"I don't mind the calling, Frank," she briskly replied, "and I don't much mind giving a little dinner, but I don't want to get the girl on my mind. She has so much to learn, and I haven't the time nor energy to teach her."
Congdon waved his finger. "Don't you grow pale over that," said he. "That girl's no fool—she's capable of development. She will amaze you yet."
"Well, consider it settled. I'll call this afternoon and ask her to dinner; but don't expect me to advise her and follow her up. Now, who'll we ask to meet her—the Cregos?"
"Yes, I'd thought of them."
"Oh, I know all about it. You needn't stammer. You and Allen are getting a good deal out of the Haneys, and want to be decent in return. Well, I think well of you for it, and I'll do my mite. I'll have young Fordyce in, and Alice; being Quakers and 'plain people,' they won't mind. Ben is crazy to see the rough side of Western life, anyway. Now run away, little boy, and leave the whole business to me."
As Crego had said, the Congdons were privileged characters in the Springs. They were at once haughty with the pride of esthetic cleverness, and humble with the sense of their unworthiness in the wide old-world of art. Lee was contemptuous of wealth when they had a pot of beans in the house, and Frank was imperiously truculent when borrowing ten dollars from a friend or demanding an advance of cash from a prospective patron. They both came of long lines of native American ancestry, and not only felt themselves as good as anybody, but a little better than most. They gave wit for champagne, art instruction for automobile rides, and never-failing good humor for house-room and the blazing fires of roomy hearths.
Mrs. Congdon, of direct Virginian ancestry, was named Lee by a state's-rights mother, who sent her abroad to "study art." She ended by pretending to be a sculptor—and she still did occasionally model a figurine of her friends or her friends' babies; mainly, she was the aider and abettor of her husband, a really clever portrait-painter, whose ill health had driven him from New York to Colorado, and who was making a precarious living in the Springs—precarious for the reason that on bright days he would rather play golf than handle a brush, and on dark days he couldn't see to paint (so he said). In truth, he was not well, and his slender store of strength did not permit him to do as he would. To cover the real seriousness of his case he loudly admitted his laziness and incompetency.
Lee was a devoted wife, and when she realized that his interest in the Haneys was deep and genuine her slight opposition gave way. It meant a couple of thousand dollars to Frank, but money was the least of their troubles—credit seemed to come along when they needed it most, and each of them had become "trustful to the point of idiocy," Mrs. Crego was accustomed to say. Mrs. Crego really took charge of their affairs, and when they needed food helped them to it.

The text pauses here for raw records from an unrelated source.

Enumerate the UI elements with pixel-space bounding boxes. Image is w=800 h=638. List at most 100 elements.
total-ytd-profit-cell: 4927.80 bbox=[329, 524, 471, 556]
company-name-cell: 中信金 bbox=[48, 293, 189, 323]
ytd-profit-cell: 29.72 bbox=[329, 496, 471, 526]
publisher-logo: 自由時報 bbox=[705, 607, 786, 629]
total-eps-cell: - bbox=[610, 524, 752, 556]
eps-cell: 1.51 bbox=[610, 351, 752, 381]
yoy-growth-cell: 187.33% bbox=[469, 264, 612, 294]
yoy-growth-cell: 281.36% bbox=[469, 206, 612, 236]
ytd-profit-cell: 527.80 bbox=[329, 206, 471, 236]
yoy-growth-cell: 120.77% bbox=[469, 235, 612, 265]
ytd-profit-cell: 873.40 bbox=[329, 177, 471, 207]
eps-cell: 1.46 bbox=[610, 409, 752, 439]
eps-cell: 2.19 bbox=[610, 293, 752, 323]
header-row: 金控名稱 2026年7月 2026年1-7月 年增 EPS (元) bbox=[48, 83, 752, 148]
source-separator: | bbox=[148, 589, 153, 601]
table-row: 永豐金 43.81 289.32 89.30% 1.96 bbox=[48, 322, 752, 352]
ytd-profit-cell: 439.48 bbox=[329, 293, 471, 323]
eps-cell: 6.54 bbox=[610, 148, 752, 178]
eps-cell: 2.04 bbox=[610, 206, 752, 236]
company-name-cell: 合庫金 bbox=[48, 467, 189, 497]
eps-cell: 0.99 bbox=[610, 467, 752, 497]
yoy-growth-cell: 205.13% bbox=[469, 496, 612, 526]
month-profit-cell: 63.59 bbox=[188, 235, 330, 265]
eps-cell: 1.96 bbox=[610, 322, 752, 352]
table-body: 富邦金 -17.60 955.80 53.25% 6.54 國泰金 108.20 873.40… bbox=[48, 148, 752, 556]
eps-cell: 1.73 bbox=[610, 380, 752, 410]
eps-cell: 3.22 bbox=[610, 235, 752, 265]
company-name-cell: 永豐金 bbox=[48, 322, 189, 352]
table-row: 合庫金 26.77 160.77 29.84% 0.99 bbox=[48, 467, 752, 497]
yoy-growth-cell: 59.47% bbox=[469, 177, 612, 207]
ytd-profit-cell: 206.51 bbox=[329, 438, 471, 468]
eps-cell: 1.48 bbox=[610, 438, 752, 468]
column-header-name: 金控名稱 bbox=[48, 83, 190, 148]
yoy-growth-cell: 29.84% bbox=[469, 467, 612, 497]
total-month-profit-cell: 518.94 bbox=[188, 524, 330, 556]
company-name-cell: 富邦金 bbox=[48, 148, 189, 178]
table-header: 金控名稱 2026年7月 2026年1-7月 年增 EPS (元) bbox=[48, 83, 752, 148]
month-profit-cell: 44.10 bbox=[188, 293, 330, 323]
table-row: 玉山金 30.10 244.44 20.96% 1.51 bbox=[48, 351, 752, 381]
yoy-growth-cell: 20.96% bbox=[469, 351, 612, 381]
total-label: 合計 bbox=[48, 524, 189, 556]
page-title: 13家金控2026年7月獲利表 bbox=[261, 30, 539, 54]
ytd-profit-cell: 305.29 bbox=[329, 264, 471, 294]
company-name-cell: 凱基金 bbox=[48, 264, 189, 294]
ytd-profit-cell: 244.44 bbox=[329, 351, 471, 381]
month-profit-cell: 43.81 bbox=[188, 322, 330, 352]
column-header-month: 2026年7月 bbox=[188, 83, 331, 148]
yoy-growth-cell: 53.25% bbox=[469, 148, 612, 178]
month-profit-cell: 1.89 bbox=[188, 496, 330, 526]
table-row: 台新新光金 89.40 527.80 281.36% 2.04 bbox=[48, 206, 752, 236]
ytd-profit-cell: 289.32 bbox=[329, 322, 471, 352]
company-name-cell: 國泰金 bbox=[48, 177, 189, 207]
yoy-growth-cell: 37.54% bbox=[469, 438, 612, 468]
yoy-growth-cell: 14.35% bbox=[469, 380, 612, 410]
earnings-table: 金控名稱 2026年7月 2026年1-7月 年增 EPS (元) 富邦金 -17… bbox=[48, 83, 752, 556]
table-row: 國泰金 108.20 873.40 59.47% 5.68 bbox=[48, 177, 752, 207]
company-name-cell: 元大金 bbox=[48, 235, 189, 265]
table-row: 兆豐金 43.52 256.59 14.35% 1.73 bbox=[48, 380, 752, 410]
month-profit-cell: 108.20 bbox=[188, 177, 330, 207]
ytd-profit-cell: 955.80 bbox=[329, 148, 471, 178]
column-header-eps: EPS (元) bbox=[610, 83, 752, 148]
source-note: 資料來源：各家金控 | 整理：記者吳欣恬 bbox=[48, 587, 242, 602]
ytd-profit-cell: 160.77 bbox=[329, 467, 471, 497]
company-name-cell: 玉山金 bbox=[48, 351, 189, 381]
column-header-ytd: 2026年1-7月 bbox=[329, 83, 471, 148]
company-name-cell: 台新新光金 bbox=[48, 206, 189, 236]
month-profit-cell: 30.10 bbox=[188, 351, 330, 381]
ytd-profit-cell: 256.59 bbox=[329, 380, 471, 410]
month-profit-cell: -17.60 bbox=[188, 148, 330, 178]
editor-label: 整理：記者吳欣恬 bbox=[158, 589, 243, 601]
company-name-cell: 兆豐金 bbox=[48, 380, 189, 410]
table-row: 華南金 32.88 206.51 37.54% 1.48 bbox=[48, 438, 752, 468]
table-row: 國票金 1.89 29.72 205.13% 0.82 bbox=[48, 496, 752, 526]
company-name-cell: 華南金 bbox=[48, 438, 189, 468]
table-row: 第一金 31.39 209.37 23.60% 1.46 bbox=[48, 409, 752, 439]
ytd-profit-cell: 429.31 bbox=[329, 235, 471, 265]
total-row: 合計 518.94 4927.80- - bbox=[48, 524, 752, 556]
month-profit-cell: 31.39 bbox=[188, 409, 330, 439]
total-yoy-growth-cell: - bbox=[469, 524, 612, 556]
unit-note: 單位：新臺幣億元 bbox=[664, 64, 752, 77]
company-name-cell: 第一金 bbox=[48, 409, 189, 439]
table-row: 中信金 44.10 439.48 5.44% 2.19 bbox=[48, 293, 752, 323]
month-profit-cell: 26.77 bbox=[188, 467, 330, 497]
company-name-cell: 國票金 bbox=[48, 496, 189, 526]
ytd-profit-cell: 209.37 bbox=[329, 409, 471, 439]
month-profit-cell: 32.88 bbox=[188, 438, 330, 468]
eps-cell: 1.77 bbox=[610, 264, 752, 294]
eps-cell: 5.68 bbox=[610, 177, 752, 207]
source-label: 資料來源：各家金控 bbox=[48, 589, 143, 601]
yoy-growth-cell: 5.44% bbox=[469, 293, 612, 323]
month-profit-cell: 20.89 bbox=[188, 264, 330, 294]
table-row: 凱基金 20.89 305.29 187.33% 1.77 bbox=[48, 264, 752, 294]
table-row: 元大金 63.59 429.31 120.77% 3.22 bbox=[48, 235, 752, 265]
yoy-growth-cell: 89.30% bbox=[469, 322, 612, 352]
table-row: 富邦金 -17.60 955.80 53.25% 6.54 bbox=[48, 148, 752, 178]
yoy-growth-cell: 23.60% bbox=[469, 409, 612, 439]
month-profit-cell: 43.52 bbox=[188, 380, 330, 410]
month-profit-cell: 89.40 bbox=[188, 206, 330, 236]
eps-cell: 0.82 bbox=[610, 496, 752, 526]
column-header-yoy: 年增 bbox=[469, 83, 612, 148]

Starting for the Haneys on the street-car that very afternoon, Lee reached the gate just as Bertie was helping Mart into his carriage. There was something so genuine and so touching in this picture of the slender young wife supporting her big and crippled husband that Mrs. Congdon's nerves thrilled and her face softened. Plainly this consideration on the part of Mrs. Haney was habitual and ungrudging.
Bertie, as she faced her caller, saw only a pale little woman with flashing eyes and smiling mouth, whose dress was as neat as a man's and almost as plain (Lee prided herself on not being "artistic" in dress), and so waited for further information.